In Part 1 of this discussion I wrote: “Churchill considered socialism—a far milder form than we know today—incompatible with human liberty, and sought a way of ameliorating the complaints of the poor (or relatively poor) without confiscating the wealth of those who produce it.” A reader disagrees…
The socialism that Churchill railed against was a far STRONGER version, with very high taxes, and things like state controlled industry. He would have regarded the Democrats as “center-right,” compared to the socialist parties of the 20th century, with their commitments to nationalised industry and very high tax rates.
Many would say the British state, like the American, is much larger today in relation to the private sector than it was when Churchill retired. At the high tide of Labour socialism, 1951, 20% of Britain’s economy had been socialized. American government is spending close to 25% of GDP, the national debt equal to or exceeding GDP. Taxes are higher now than they were when Churchill retired. Is there any phase of modern daily life where we are not reminded of the pervasive influences of government?

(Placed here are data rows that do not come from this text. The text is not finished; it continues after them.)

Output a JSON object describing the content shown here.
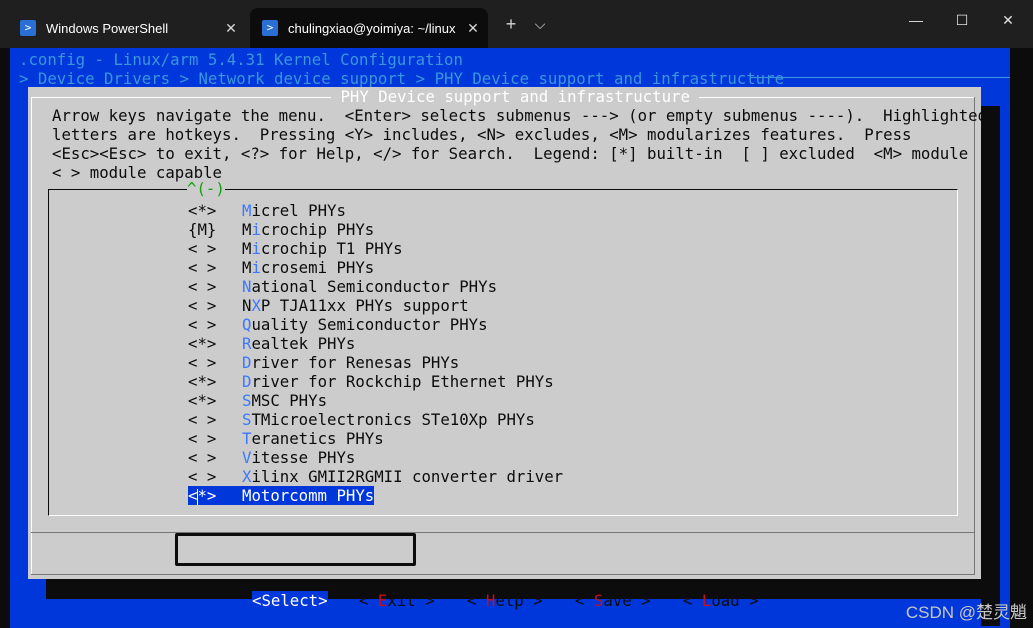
{
  "tabs": [
    {
      "label": "Windows PowerShell",
      "active": false
    },
    {
      "label": "chulingxiao@yoimiya: ~/linux",
      "active": true
    }
  ],
  "tab_bar": {
    "new_tab": "+",
    "dropdown": "⌵"
  },
  "window_controls": {
    "minimize": "—",
    "maximize": "☐",
    "close": "✕"
  },
  "header": {
    "config_line": ".config - Linux/arm 5.4.31 Kernel Configuration",
    "breadcrumb": "> Device Drivers > Network device support > PHY Device support and infrastructure "
  },
  "dialog": {
    "title": " PHY Device support and infrastructure ",
    "help_lines": [
      "Arrow keys navigate the menu.  <Enter> selects submenus ---> (or empty submenus ----).  Highlighted",
      "letters are hotkeys.  Pressing <Y> includes, <N> excludes, <M> modularizes features.  Press",
      "<Esc><Esc> to exit, <?> for Help, </> for Search.  Legend: [*] built-in  [ ] excluded  <M> module",
      "< > module capable"
    ],
    "scroll_indicator": "^(-)",
    "items": [
      {
        "mark": "<*>",
        "hotkey": "M",
        "rest": "icrel PHYs"
      },
      {
        "mark": "{M}",
        "pre": "M",
        "hotkey": "i",
        "rest": "crochip PHYs"
      },
      {
        "mark": "< >",
        "pre": "M",
        "hotkey": "i",
        "rest": "crochip T1 PHYs"
      },
      {
        "mark": "< >",
        "pre": "M",
        "hotkey": "i",
        "rest": "crosemi PHYs"
      },
      {
        "mark": "< >",
        "hotkey": "N",
        "rest": "ational Semiconductor PHYs"
      },
      {
        "mark": "< >",
        "pre": "N",
        "hotkey": "X",
        "rest": "P TJA11xx PHYs support"
      },
      {
        "mark": "< >",
        "hotkey": "Q",
        "rest": "uality Semiconductor PHYs"
      },
      {
        "mark": "<*>",
        "hotkey": "R",
        "rest": "ealtek PHYs"
      },
      {
        "mark": "< >",
        "hotkey": "D",
        "rest": "river for Renesas PHYs"
      },
      {
        "mark": "<*>",
        "hotkey": "D",
        "rest": "river for Rockchip Ethernet PHYs"
      },
      {
        "mark": "<*>",
        "hotkey": "S",
        "rest": "MSC PHYs"
      },
      {
        "mark": "< >",
        "hotkey": "S",
        "rest": "TMicroelectronics STe10Xp PHYs"
      },
      {
        "mark": "< >",
        "hotkey": "T",
        "rest": "eranetics PHYs"
      },
      {
        "mark": "< >",
        "hotkey": "V",
        "rest": "itesse PHYs"
      },
      {
        "mark": "< >",
        "hotkey": "X",
        "rest": "ilinx GMII2RGMII converter driver"
      },
      {
        "mark": "<*>",
        "hotkey": "",
        "rest": "Motorcomm PHYs",
        "selected": true
      }
    ],
    "buttons": [
      {
        "pre": "<",
        "hotkey": "S",
        "rest": "elect>",
        "selected": true
      },
      {
        "pre": "< ",
        "hotkey": "E",
        "rest": "xit >"
      },
      {
        "pre": "< ",
        "hotkey": "H",
        "rest": "elp >"
      },
      {
        "pre": "< ",
        "hotkey": "S",
        "rest": "ave >"
      },
      {
        "pre": "< ",
        "hotkey": "L",
        "rest": "oad >"
      }
    ]
  },
  "watermark": "CSDN @楚灵魈",
  "colors": {
    "terminal_bg": "#0037da",
    "dialog_bg": "#cccccc",
    "hotkey_blue": "#3b78ff",
    "button_hotkey_red": "#c50f1f",
    "scroll_green": "#13a10e"
  }
}
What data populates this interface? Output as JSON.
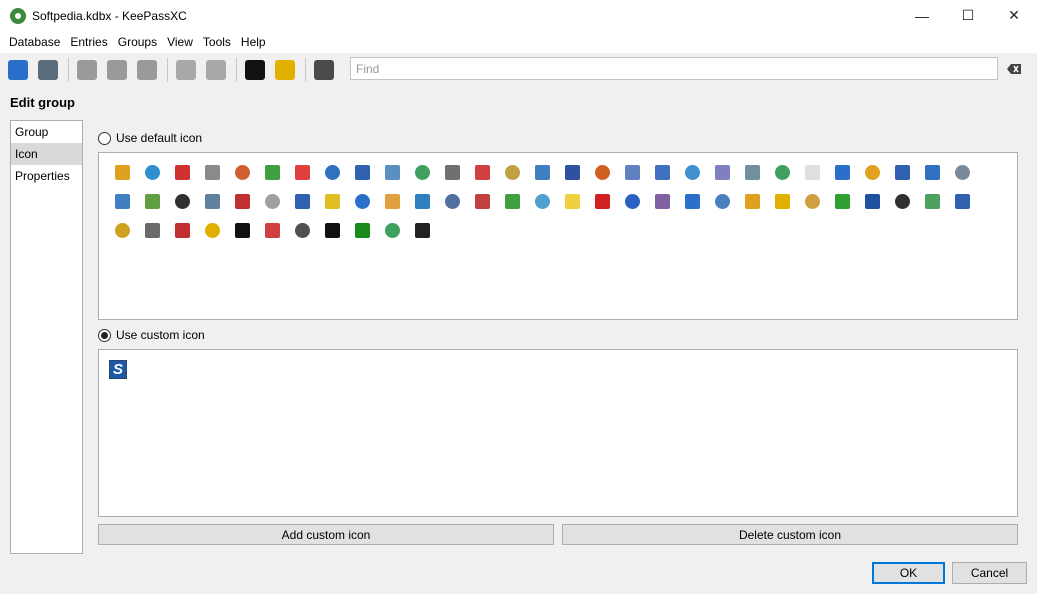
{
  "window": {
    "title": "Softpedia.kdbx - KeePassXC",
    "minimize": "—",
    "maximize": "☐",
    "close": "✕"
  },
  "menu": [
    "Database",
    "Entries",
    "Groups",
    "View",
    "Tools",
    "Help"
  ],
  "toolbar": {
    "icons": [
      {
        "name": "open-database-icon",
        "color": "#2a6fc9"
      },
      {
        "name": "save-database-icon",
        "color": "#5a6b7a"
      },
      {
        "sep": true
      },
      {
        "name": "add-entry-icon",
        "color": "#9a9a9a"
      },
      {
        "name": "edit-entry-icon",
        "color": "#9a9a9a"
      },
      {
        "name": "delete-entry-icon",
        "color": "#9a9a9a"
      },
      {
        "sep": true
      },
      {
        "name": "copy-username-icon",
        "color": "#a8a8a8"
      },
      {
        "name": "copy-password-icon",
        "color": "#a8a8a8"
      },
      {
        "sep": true
      },
      {
        "name": "password-generator-icon",
        "color": "#111111"
      },
      {
        "name": "lock-database-icon",
        "color": "#e2b100"
      },
      {
        "sep": true
      },
      {
        "name": "search-options-icon",
        "color": "#4a4a4a"
      }
    ],
    "search_placeholder": "Find"
  },
  "page_title": "Edit group",
  "sidebar": {
    "items": [
      "Group",
      "Icon",
      "Properties"
    ],
    "selected": "Icon"
  },
  "default_icon": {
    "label": "Use default icon",
    "selected": false,
    "icons": [
      "#e0a020",
      "#2f8fd0",
      "#d03030",
      "#8a8a8a",
      "#d06030",
      "#40a040",
      "#e04040",
      "#3070c0",
      "#3060b0",
      "#5a8fc0",
      "#40a060",
      "#707070",
      "#d04040",
      "#c0a040",
      "#4080c0",
      "#3050a0",
      "#d06020",
      "#6080c0",
      "#4070c0",
      "#4090d0",
      "#8080c0",
      "#7090a0",
      "#40a060",
      "#e0e0e0",
      "#2a6fc9",
      "#e0a020",
      "#3060b0",
      "#3070c0",
      "#7a8a9a",
      "#4080c0",
      "#60a040",
      "#303030",
      "#6080a0",
      "#c03030",
      "#a0a0a0",
      "#3060b0",
      "#e0c020",
      "#2a6fc9",
      "#e0a040",
      "#3080c0",
      "#5070a0",
      "#c04040",
      "#40a040",
      "#50a0d0",
      "#f0d040",
      "#d02020",
      "#2a60c0",
      "#8060a0",
      "#2a6fc9",
      "#4a80c0",
      "#e0a020",
      "#e0b000",
      "#d0a040",
      "#30a030",
      "#2050a0",
      "#303030",
      "#50a060",
      "#3060b0",
      "#d0a020",
      "#6a6a6a",
      "#c03030",
      "#e0b000",
      "#111111",
      "#d04040",
      "#505050",
      "#111111",
      "#1a8a1a",
      "#40a060",
      "#222222"
    ]
  },
  "custom_icon": {
    "label": "Use custom icon",
    "selected": true,
    "glyph": "S",
    "color": "#1e5aa8"
  },
  "buttons": {
    "add_custom": "Add custom icon",
    "delete_custom": "Delete custom icon",
    "ok": "OK",
    "cancel": "Cancel"
  }
}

Neither Britain nor America practices pure socialism, in the sense of government owning ALL means of production, which is common to communist countries. Even there it’s not complete. China calls its system “market socialism,” whatever that is. Creeping capitalism, perhaps?
The West’s problem is creeping socialism, which need not involve nationalized industries. It does not matter who holds the title to a property, like an insurance company; it matters who gets to say what is done with it.
Churchill’s argued that socialism is like Nazism and communism in its principles, materialist and dehumanizing, explains Larry Arnn. “In operation, it is more moderate, at first. But it builds a bureaucracy that becomes a weight in society; it becomes a new form of aristocracy, he says explicitly, worse than the old form.
“A question Churchill had to face in his time was: if you are for the social safety net, including health care, how do you prevent that from building a society of ‘drones’ (his word), ultimately dominated by a bureaucratic elite? The safety net is good, necessary, and can be made to work. but socialism destroys its working because it sets out, in principle, to destroy and supersede it.
“Churchill answered that question in many ways: the social safety net done rightly is simple justice; without it the ‘people will set their faces like flint against the money power.’ A constitution should protect the people against this tendency. A constitutional arrangement begins with the principles of individual rights including property rights, self-responsibility, the sovereignty of the citizen, and the competence of the citizen to manage his own needs (except in extraordinary circumstances) and the governance of his country.
“One may look at today’s bureaucratic government in light of these criteria. What is its principle? Does it in fact operate to waste resources and to overcome the independence and sovereignty of the people?
“Churchill is not here to weigh these facts and make the judgments. We are. And we can learn from his criteria.”
I thank Kyle Murnen of Hillsdale College for the following research:
According to the Economic and Social Research Center the Total Managed Expenditure (aggregate public spending derived from public accounts) was about 37% of GPD in 1955. (Note: the chart claims that it is based on % national income, but they clarify in the index that GDP is referred to as national income in this document. There is a good chart on page 5 showing government expenditure during the 20th Century).
According to the 2012 Treasury Report (page 65), Total Managed Expenditure in the UK was 45.5% of GDP in 2011-2012. (They predict decreases for 2012-13 and 2013-14, but we did not find official numbers for these years).
Another source for such information reports that pubic spending was 34.95% of GDP in 1955 and 42.7% of GDP in 2013. The numbers are a bit different here, but in each case we see about an 8% growth of government spending in relation to GDP since Churchill retired.